The gender pay gap for full time employees decreased from 9.4% in 2016 to 9.1% in 2017 according to the provisional figures contained in the Annual Survey of Hours and Earnings.
However, the gender pay gap for full time employees in the public sector increased between 2016 and 2017 from 11.1% to 13.1%. This is the highest gender pay gap in the public sector since 1999.
The figure for all employees, both full time and part time has also increased from 18.2% in 2016 to 18.4% in the current year. This is explained by the Office for National Statistics as the result of both the part time and full time gender pay gaps moving closer to zero together with an increase in the proportion of employees working full time (source: ONS Labour Market Statistics table A01(3), period March to May 2016 and March to May 2017).
Age continues to be an issue of concern.

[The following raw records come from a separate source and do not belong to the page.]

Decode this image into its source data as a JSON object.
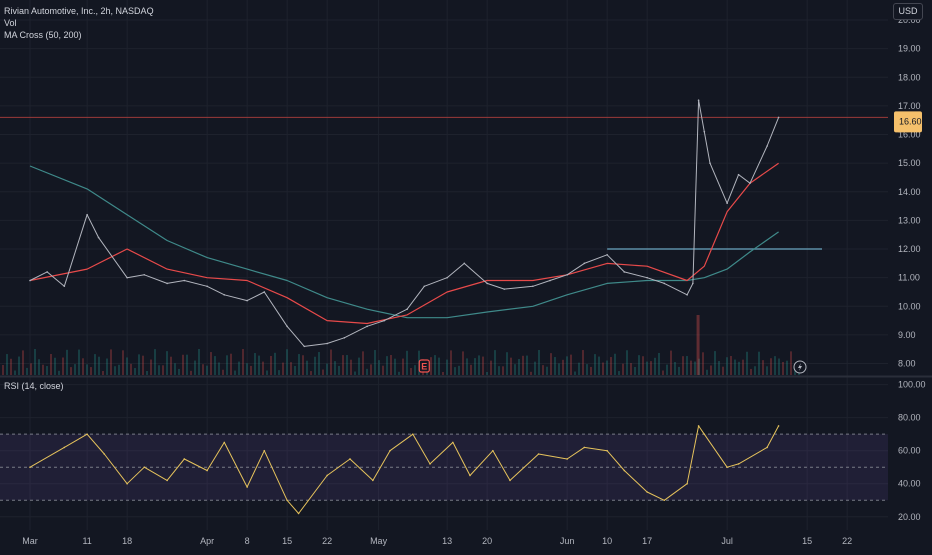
{
  "header": {
    "symbol_line": "Rivian Automotive, Inc., 2h, NASDAQ",
    "vol_label": "Vol",
    "ma_label": "MA Cross (50, 200)",
    "rsi_label": "RSI (14, close)",
    "currency": "USD"
  },
  "colors": {
    "background": "#131722",
    "grid": "#1e222d",
    "price_line": "#b2b5be",
    "ma50": "#e84a4a",
    "ma200": "#3f8a8a",
    "rsi": "#e6c35c",
    "rsi_band": "#7e57c2",
    "level_line": "#9b3a3a",
    "price_tag": "#f5c06b"
  },
  "chart_data": [
    {
      "type": "line",
      "name": "price",
      "x": [
        "Mar 1",
        "Mar 4",
        "Mar 7",
        "Mar 11",
        "Mar 13",
        "Mar 18",
        "Mar 21",
        "Mar 25",
        "Mar 28",
        "Apr 1",
        "Apr 4",
        "Apr 8",
        "Apr 11",
        "Apr 15",
        "Apr 18",
        "Apr 22",
        "Apr 25",
        "Apr 29",
        "May 2",
        "May 6",
        "May 9",
        "May 13",
        "May 16",
        "May 20",
        "May 23",
        "May 28",
        "May 31",
        "Jun 3",
        "Jun 6",
        "Jun 10",
        "Jun 13",
        "Jun 17",
        "Jun 20",
        "Jun 24",
        "Jun 25",
        "Jun 26",
        "Jun 27",
        "Jun 28",
        "Jul 1",
        "Jul 3",
        "Jul 5",
        "Jul 8",
        "Jul 10"
      ],
      "y": [
        10.9,
        11.2,
        10.7,
        13.2,
        12.4,
        11.0,
        11.1,
        10.8,
        10.9,
        10.7,
        10.4,
        10.2,
        10.5,
        9.3,
        8.6,
        8.7,
        8.9,
        9.3,
        9.5,
        9.9,
        10.7,
        11.0,
        11.5,
        10.8,
        10.6,
        10.7,
        10.9,
        11.1,
        11.5,
        11.8,
        11.2,
        11.0,
        10.8,
        10.4,
        10.8,
        17.2,
        16.1,
        15.0,
        13.6,
        14.6,
        14.3,
        15.6,
        16.6
      ],
      "ylim": [
        7.6,
        20.7
      ],
      "yticks": [
        "20.00",
        "19.00",
        "18.00",
        "17.00",
        "16.00",
        "15.00",
        "14.00",
        "13.00",
        "12.00",
        "11.00",
        "10.00",
        "9.00",
        "8.00"
      ],
      "price_tag": "16.60"
    },
    {
      "type": "line",
      "name": "ma50",
      "x": [
        "Mar 1",
        "Mar 11",
        "Mar 18",
        "Mar 25",
        "Apr 1",
        "Apr 8",
        "Apr 15",
        "Apr 22",
        "Apr 29",
        "May 6",
        "May 13",
        "May 20",
        "May 28",
        "Jun 3",
        "Jun 10",
        "Jun 17",
        "Jun 24",
        "Jun 27",
        "Jul 1",
        "Jul 5",
        "Jul 10"
      ],
      "y": [
        10.9,
        11.3,
        12.0,
        11.3,
        11.0,
        10.9,
        10.3,
        9.5,
        9.4,
        9.7,
        10.5,
        10.9,
        10.9,
        11.1,
        11.5,
        11.4,
        10.9,
        11.4,
        13.3,
        14.3,
        15.0
      ]
    },
    {
      "type": "line",
      "name": "ma200",
      "x": [
        "Mar 1",
        "Mar 11",
        "Mar 18",
        "Mar 25",
        "Apr 1",
        "Apr 8",
        "Apr 15",
        "Apr 22",
        "Apr 29",
        "May 6",
        "May 13",
        "May 20",
        "May 28",
        "Jun 3",
        "Jun 10",
        "Jun 17",
        "Jun 24",
        "Jun 27",
        "Jul 1",
        "Jul 5",
        "Jul 10"
      ],
      "y": [
        14.9,
        14.1,
        13.2,
        12.3,
        11.7,
        11.3,
        10.9,
        10.3,
        9.9,
        9.6,
        9.6,
        9.8,
        10.0,
        10.4,
        10.8,
        10.9,
        10.9,
        11.0,
        11.3,
        11.9,
        12.6
      ]
    },
    {
      "type": "line",
      "name": "rsi",
      "x": [
        "Mar 1",
        "Mar 7",
        "Mar 11",
        "Mar 14",
        "Mar 18",
        "Mar 21",
        "Mar 25",
        "Mar 28",
        "Apr 1",
        "Apr 4",
        "Apr 8",
        "Apr 11",
        "Apr 15",
        "Apr 17",
        "Apr 22",
        "Apr 26",
        "Apr 30",
        "May 3",
        "May 7",
        "May 10",
        "May 14",
        "May 17",
        "May 21",
        "May 24",
        "May 29",
        "Jun 3",
        "Jun 6",
        "Jun 10",
        "Jun 13",
        "Jun 17",
        "Jun 20",
        "Jun 24",
        "Jun 26",
        "Jun 27",
        "Jul 1",
        "Jul 3",
        "Jul 8",
        "Jul 10"
      ],
      "y": [
        50,
        62,
        70,
        58,
        40,
        50,
        42,
        55,
        48,
        65,
        38,
        60,
        30,
        22,
        45,
        55,
        42,
        60,
        70,
        52,
        65,
        45,
        60,
        42,
        58,
        55,
        62,
        60,
        48,
        35,
        30,
        40,
        75,
        70,
        50,
        52,
        62,
        75
      ],
      "ylim": [
        12,
        104
      ],
      "yticks": [
        "100.00",
        "80.00",
        "60.00",
        "40.00",
        "20.00"
      ],
      "bands": [
        70,
        50,
        30
      ]
    }
  ],
  "xaxis": {
    "ticks": [
      "Mar",
      "11",
      "18",
      "Apr",
      "8",
      "15",
      "22",
      "May",
      "13",
      "20",
      "Jun",
      "10",
      "17",
      "Jul",
      "15",
      "22"
    ],
    "tick_dates": [
      "Mar 1",
      "Mar 11",
      "Mar 18",
      "Apr 1",
      "Apr 8",
      "Apr 15",
      "Apr 22",
      "May 1",
      "May 13",
      "May 20",
      "Jun 3",
      "Jun 10",
      "Jun 17",
      "Jul 1",
      "Jul 15",
      "Jul 22"
    ]
  },
  "levels": {
    "horizontal_level": 16.6,
    "resistance": 12.0
  },
  "markers": {
    "earnings": "E",
    "dividend_icon": "lightning-icon"
  }
}
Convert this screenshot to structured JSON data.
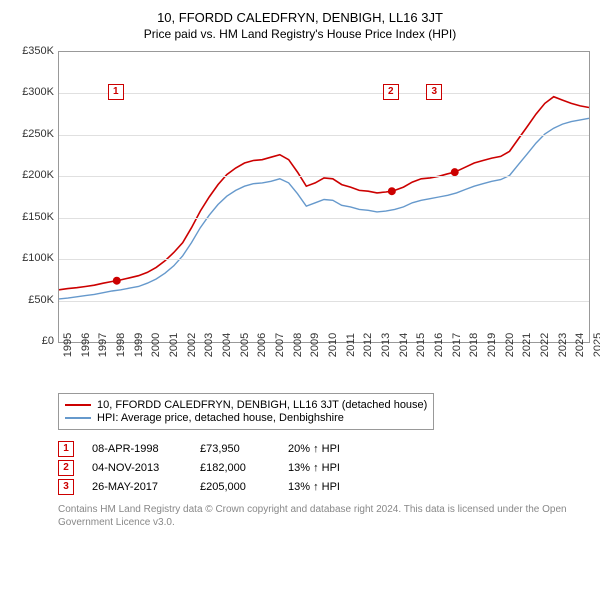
{
  "title": "10, FFORDD CALEDFRYN, DENBIGH, LL16 3JT",
  "subtitle": "Price paid vs. HM Land Registry's House Price Index (HPI)",
  "chart": {
    "type": "line",
    "background_color": "#ffffff",
    "grid_color": "#e0e0e0",
    "axis_color": "#999999",
    "tick_fontsize": 11,
    "ylim": [
      0,
      350000
    ],
    "ytick_step": 50000,
    "yticks": [
      "£0",
      "£50K",
      "£100K",
      "£150K",
      "£200K",
      "£250K",
      "£300K",
      "£350K"
    ],
    "xlim": [
      1995,
      2025
    ],
    "xticks": [
      1995,
      1996,
      1997,
      1998,
      1999,
      2000,
      2001,
      2002,
      2003,
      2004,
      2005,
      2006,
      2007,
      2008,
      2009,
      2010,
      2011,
      2012,
      2013,
      2014,
      2015,
      2016,
      2017,
      2018,
      2019,
      2020,
      2021,
      2022,
      2023,
      2024,
      2025
    ],
    "series": [
      {
        "name": "10, FFORDD CALEDFRYN, DENBIGH, LL16 3JT (detached house)",
        "color": "#cc0000",
        "line_width": 1.6,
        "data": [
          [
            1995,
            63000
          ],
          [
            1995.5,
            64500
          ],
          [
            1996,
            65500
          ],
          [
            1996.5,
            67000
          ],
          [
            1997,
            68500
          ],
          [
            1997.5,
            71000
          ],
          [
            1998,
            73000
          ],
          [
            1998.27,
            73950
          ],
          [
            1998.5,
            75000
          ],
          [
            1999,
            77500
          ],
          [
            1999.5,
            80000
          ],
          [
            2000,
            84000
          ],
          [
            2000.5,
            90000
          ],
          [
            2001,
            98000
          ],
          [
            2001.5,
            108000
          ],
          [
            2002,
            120000
          ],
          [
            2002.5,
            138000
          ],
          [
            2003,
            158000
          ],
          [
            2003.5,
            175000
          ],
          [
            2004,
            190000
          ],
          [
            2004.5,
            202000
          ],
          [
            2005,
            210000
          ],
          [
            2005.5,
            216000
          ],
          [
            2006,
            219000
          ],
          [
            2006.5,
            220000
          ],
          [
            2007,
            223000
          ],
          [
            2007.5,
            226000
          ],
          [
            2008,
            220000
          ],
          [
            2008.5,
            205000
          ],
          [
            2009,
            188000
          ],
          [
            2009.5,
            192000
          ],
          [
            2010,
            198000
          ],
          [
            2010.5,
            197000
          ],
          [
            2011,
            190000
          ],
          [
            2011.5,
            187000
          ],
          [
            2012,
            183000
          ],
          [
            2012.5,
            182000
          ],
          [
            2013,
            180000
          ],
          [
            2013.5,
            181000
          ],
          [
            2013.84,
            182000
          ],
          [
            2014,
            183000
          ],
          [
            2014.5,
            187000
          ],
          [
            2015,
            193000
          ],
          [
            2015.5,
            197000
          ],
          [
            2016,
            198000
          ],
          [
            2016.5,
            200000
          ],
          [
            2017,
            203000
          ],
          [
            2017.4,
            205000
          ],
          [
            2017.5,
            206000
          ],
          [
            2018,
            211000
          ],
          [
            2018.5,
            216000
          ],
          [
            2019,
            219000
          ],
          [
            2019.5,
            222000
          ],
          [
            2020,
            224000
          ],
          [
            2020.5,
            230000
          ],
          [
            2021,
            245000
          ],
          [
            2021.5,
            260000
          ],
          [
            2022,
            275000
          ],
          [
            2022.5,
            288000
          ],
          [
            2023,
            296000
          ],
          [
            2023.5,
            292000
          ],
          [
            2024,
            288000
          ],
          [
            2024.5,
            285000
          ],
          [
            2025,
            283000
          ]
        ]
      },
      {
        "name": "HPI: Average price, detached house, Denbighshire",
        "color": "#6699cc",
        "line_width": 1.4,
        "data": [
          [
            1995,
            52000
          ],
          [
            1995.5,
            53000
          ],
          [
            1996,
            54500
          ],
          [
            1996.5,
            56000
          ],
          [
            1997,
            57500
          ],
          [
            1997.5,
            59500
          ],
          [
            1998,
            61500
          ],
          [
            1998.5,
            63000
          ],
          [
            1999,
            65000
          ],
          [
            1999.5,
            67000
          ],
          [
            2000,
            71000
          ],
          [
            2000.5,
            76000
          ],
          [
            2001,
            83000
          ],
          [
            2001.5,
            92000
          ],
          [
            2002,
            104000
          ],
          [
            2002.5,
            120000
          ],
          [
            2003,
            138000
          ],
          [
            2003.5,
            153000
          ],
          [
            2004,
            166000
          ],
          [
            2004.5,
            176000
          ],
          [
            2005,
            183000
          ],
          [
            2005.5,
            188000
          ],
          [
            2006,
            191000
          ],
          [
            2006.5,
            192000
          ],
          [
            2007,
            194000
          ],
          [
            2007.5,
            197000
          ],
          [
            2008,
            192000
          ],
          [
            2008.5,
            179000
          ],
          [
            2009,
            164000
          ],
          [
            2009.5,
            168000
          ],
          [
            2010,
            172000
          ],
          [
            2010.5,
            171000
          ],
          [
            2011,
            165000
          ],
          [
            2011.5,
            163000
          ],
          [
            2012,
            160000
          ],
          [
            2012.5,
            159000
          ],
          [
            2013,
            157000
          ],
          [
            2013.5,
            158000
          ],
          [
            2014,
            160000
          ],
          [
            2014.5,
            163000
          ],
          [
            2015,
            168000
          ],
          [
            2015.5,
            171000
          ],
          [
            2016,
            173000
          ],
          [
            2016.5,
            175000
          ],
          [
            2017,
            177000
          ],
          [
            2017.5,
            180000
          ],
          [
            2018,
            184000
          ],
          [
            2018.5,
            188000
          ],
          [
            2019,
            191000
          ],
          [
            2019.5,
            194000
          ],
          [
            2020,
            196000
          ],
          [
            2020.5,
            201000
          ],
          [
            2021,
            214000
          ],
          [
            2021.5,
            227000
          ],
          [
            2022,
            240000
          ],
          [
            2022.5,
            251000
          ],
          [
            2023,
            258000
          ],
          [
            2023.5,
            263000
          ],
          [
            2024,
            266000
          ],
          [
            2024.5,
            268000
          ],
          [
            2025,
            270000
          ]
        ]
      }
    ],
    "markers": [
      {
        "n": "1",
        "x": 1998.27,
        "y": 73950,
        "flag_x": 1998.27,
        "flag_y": 310000
      },
      {
        "n": "2",
        "x": 2013.84,
        "y": 182000,
        "flag_x": 2013.84,
        "flag_y": 310000
      },
      {
        "n": "3",
        "x": 2017.4,
        "y": 205000,
        "flag_x": 2016.3,
        "flag_y": 310000
      }
    ]
  },
  "legend": {
    "border_color": "#999999",
    "fontsize": 11,
    "items": [
      {
        "color": "#cc0000",
        "label": "10, FFORDD CALEDFRYN, DENBIGH, LL16 3JT (detached house)"
      },
      {
        "color": "#6699cc",
        "label": "HPI: Average price, detached house, Denbighshire"
      }
    ]
  },
  "transactions": [
    {
      "n": "1",
      "date": "08-APR-1998",
      "price": "£73,950",
      "hpi": "20% ↑ HPI"
    },
    {
      "n": "2",
      "date": "04-NOV-2013",
      "price": "£182,000",
      "hpi": "13% ↑ HPI"
    },
    {
      "n": "3",
      "date": "26-MAY-2017",
      "price": "£205,000",
      "hpi": "13% ↑ HPI"
    }
  ],
  "footnote": "Contains HM Land Registry data © Crown copyright and database right 2024. This data is licensed under the Open Government Licence v3.0."
}
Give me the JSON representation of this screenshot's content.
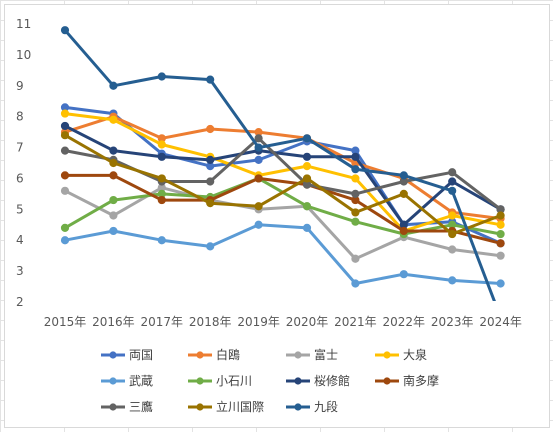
{
  "chart_data": {
    "type": "line",
    "title": "",
    "xlabel": "",
    "ylabel": "",
    "categories": [
      "2015年",
      "2016年",
      "2017年",
      "2018年",
      "2019年",
      "2020年",
      "2021年",
      "2022年",
      "2023年",
      "2024年"
    ],
    "y_ticks": [
      "2",
      "3",
      "4",
      "5",
      "6",
      "7",
      "8",
      "9",
      "10",
      "11"
    ],
    "ylim": [
      2,
      11
    ],
    "grid": false,
    "legend_position": "bottom",
    "series": [
      {
        "name": "両国",
        "color": "#4472C4",
        "values": [
          8.3,
          8.1,
          6.8,
          6.4,
          6.6,
          7.2,
          6.9,
          4.5,
          4.6,
          3.9
        ]
      },
      {
        "name": "白鴎",
        "color": "#ED7D31",
        "values": [
          7.5,
          8.0,
          7.3,
          7.6,
          7.5,
          7.3,
          6.5,
          6.0,
          4.9,
          4.7
        ]
      },
      {
        "name": "富士",
        "color": "#A5A5A5",
        "values": [
          5.6,
          4.8,
          5.7,
          5.3,
          5.0,
          5.1,
          3.4,
          4.1,
          3.7,
          3.5
        ]
      },
      {
        "name": "大泉",
        "color": "#FFC000",
        "values": [
          8.1,
          7.9,
          7.1,
          6.7,
          6.1,
          6.4,
          6.0,
          4.3,
          4.8,
          4.5
        ]
      },
      {
        "name": "武蔵",
        "color": "#5B9BD5",
        "values": [
          4.0,
          4.3,
          4.0,
          3.8,
          4.5,
          4.4,
          2.6,
          2.9,
          2.7,
          2.6
        ]
      },
      {
        "name": "小石川",
        "color": "#70AD47",
        "values": [
          4.4,
          5.3,
          5.5,
          5.4,
          6.0,
          5.1,
          4.6,
          4.2,
          4.5,
          4.2
        ]
      },
      {
        "name": "桜修館",
        "color": "#264478",
        "values": [
          7.7,
          6.9,
          6.7,
          6.6,
          6.9,
          6.7,
          6.7,
          4.5,
          5.9,
          5.0
        ]
      },
      {
        "name": "南多摩",
        "color": "#9E480E",
        "values": [
          6.1,
          6.1,
          5.3,
          5.3,
          6.0,
          5.8,
          5.3,
          4.3,
          4.3,
          3.9
        ]
      },
      {
        "name": "三鷹",
        "color": "#636363",
        "values": [
          6.9,
          6.6,
          5.9,
          5.9,
          7.3,
          5.8,
          5.5,
          5.9,
          6.2,
          5.0
        ]
      },
      {
        "name": "立川国際",
        "color": "#997300",
        "values": [
          7.4,
          6.5,
          6.0,
          5.2,
          5.1,
          6.0,
          4.9,
          5.5,
          4.2,
          4.8
        ]
      },
      {
        "name": "九段",
        "color": "#255E91",
        "values": [
          10.8,
          9.0,
          9.3,
          9.2,
          7.0,
          7.3,
          6.3,
          6.1,
          5.6,
          1.5
        ]
      }
    ]
  }
}
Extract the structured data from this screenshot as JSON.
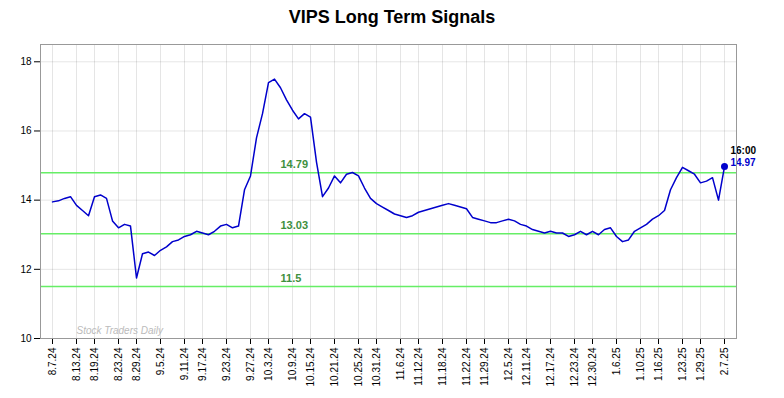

The gender pay gap is relatively small for employees up to the age of 30 and in line with the national average for employees aged 30 to 40. However female employees in their 40s and 50s are, on average, paid over 25% less than male employees of the same age.
Employers with 250 or more employees are obliged to publish their gender pay gap information in 2018. They will undoubtedly be interested to note whether age is a factor in their gender pay gap results, and will also no doubt consult the ONS figures for each sector to see how their results compare with the national average for the sector in which they operate.